An economic recession, such as one that most of the world is currently experiencing, is a time of great stress and upheaval for most companies. Product lines are consolidated, employees are let go, and budgets are slashed. Despite all this, companies must move forward in order to survive. The smarter companies work to not only survive, but to actually thrive while their competitors are suffering.

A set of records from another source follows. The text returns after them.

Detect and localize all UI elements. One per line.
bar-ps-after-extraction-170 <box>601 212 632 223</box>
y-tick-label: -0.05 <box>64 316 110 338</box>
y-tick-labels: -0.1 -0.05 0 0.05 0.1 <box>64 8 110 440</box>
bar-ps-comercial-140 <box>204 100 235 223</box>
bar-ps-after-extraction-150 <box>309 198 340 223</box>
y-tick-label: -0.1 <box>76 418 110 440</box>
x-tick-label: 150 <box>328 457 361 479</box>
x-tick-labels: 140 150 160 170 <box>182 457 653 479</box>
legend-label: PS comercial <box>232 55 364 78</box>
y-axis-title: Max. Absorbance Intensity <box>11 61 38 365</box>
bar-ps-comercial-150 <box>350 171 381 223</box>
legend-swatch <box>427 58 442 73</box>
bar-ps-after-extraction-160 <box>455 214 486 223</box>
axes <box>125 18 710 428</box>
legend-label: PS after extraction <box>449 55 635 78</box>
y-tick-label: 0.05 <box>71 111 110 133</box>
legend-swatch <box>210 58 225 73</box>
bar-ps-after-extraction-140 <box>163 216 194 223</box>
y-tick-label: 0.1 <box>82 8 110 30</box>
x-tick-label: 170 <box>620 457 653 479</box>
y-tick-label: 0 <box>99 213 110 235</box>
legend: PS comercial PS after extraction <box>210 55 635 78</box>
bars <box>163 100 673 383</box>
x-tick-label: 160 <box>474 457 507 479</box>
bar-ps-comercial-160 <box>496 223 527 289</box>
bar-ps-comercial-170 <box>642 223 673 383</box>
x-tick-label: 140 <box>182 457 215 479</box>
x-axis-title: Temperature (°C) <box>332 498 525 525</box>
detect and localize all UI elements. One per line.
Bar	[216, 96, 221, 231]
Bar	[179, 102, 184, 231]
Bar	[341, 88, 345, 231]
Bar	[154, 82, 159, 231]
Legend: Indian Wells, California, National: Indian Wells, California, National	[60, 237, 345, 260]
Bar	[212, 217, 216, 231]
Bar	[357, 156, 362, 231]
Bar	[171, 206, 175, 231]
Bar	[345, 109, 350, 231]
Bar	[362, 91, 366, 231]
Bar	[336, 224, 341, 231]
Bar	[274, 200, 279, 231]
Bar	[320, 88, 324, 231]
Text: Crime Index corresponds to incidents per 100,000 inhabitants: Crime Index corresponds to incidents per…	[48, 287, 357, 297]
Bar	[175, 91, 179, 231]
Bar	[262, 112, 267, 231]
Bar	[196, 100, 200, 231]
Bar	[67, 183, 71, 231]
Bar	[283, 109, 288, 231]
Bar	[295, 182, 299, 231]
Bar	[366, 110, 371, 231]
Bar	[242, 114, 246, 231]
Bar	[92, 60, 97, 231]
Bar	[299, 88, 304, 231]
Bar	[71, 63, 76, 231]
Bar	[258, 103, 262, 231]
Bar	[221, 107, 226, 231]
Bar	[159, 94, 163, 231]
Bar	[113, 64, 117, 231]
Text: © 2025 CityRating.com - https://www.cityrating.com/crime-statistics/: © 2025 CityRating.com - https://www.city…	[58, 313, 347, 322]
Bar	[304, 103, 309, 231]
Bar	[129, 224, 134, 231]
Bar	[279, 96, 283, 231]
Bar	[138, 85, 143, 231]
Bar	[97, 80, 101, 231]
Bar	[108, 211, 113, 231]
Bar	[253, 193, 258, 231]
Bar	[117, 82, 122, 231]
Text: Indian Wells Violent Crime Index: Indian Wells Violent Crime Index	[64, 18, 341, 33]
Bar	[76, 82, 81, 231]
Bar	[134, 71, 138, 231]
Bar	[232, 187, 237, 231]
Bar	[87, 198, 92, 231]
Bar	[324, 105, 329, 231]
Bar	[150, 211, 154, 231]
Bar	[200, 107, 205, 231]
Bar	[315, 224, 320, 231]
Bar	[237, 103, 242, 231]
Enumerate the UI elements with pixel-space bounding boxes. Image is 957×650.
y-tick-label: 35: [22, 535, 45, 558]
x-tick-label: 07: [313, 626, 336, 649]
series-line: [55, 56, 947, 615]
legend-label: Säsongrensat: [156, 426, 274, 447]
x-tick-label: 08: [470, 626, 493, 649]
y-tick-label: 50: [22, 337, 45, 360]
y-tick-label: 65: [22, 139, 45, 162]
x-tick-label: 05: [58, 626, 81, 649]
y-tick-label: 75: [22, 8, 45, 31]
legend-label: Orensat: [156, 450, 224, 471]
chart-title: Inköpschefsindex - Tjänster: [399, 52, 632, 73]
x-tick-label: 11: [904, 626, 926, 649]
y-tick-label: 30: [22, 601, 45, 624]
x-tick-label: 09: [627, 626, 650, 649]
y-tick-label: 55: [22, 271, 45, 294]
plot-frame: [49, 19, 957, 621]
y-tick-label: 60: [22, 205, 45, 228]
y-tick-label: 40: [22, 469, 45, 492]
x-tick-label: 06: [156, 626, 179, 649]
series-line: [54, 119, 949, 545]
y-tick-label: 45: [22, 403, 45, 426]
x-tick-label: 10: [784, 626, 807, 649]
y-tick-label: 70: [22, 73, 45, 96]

The following is a list of what I think are the top five reasons you should consider outsourcing some of your software development even (especially?) during a recession:
1. Budget vs. Head Count
An interesting phenomenon (especially in larger companies), is that there is often a sizable budget available for outsourcing/contractors even though there is an employee hiring freeze in place. Sometimes this is due to company politics and games, but there is also a very legitimate reason for this to occur: Having employees is a long-term commitment with recurring costs, whereas outsourcing or using contractors is a pay-as-you-go solution that can be adjusted as situations develop.
2. Fixed Price Projects
During difficult economic times, it is important to effectively manage whatever budgets are available. A benefit that an outsourcing can offer is that of completing a specific project for a guaranteed fixed cost.
3. Jump Ahead of the Competition
A recession offers a forward-thinking company the opportunity to leap ahead while its competition is licking its wounds, or at least paused in a holding pattern. Outsourcing new projects allows you to make this jump ahead, without distracting existing staff and/or assuming additional long-term commitments (as described earlier).
4. Develop Relationships, Processes, and Partnerships
Developing relationships, processes, and partnerships is hard work. Trying to this while under extreme deadline pressure is very hard work, and increasingly prone to failure. Take advantage of the slower economic times to investigate and cultivate new relationships with vendors and partners on smaller projects so that all of the “kinks” are worked out before you take on bigger and more complex projects.
5. Changes in Technology
Make use of the slower times to invest in new technologies so that you are in a better, more advanced, position when the economy starts picking up and clients start checking out your offerings.
Do any of these ring particularly true to you?
Do any of them not seem to make sense to you?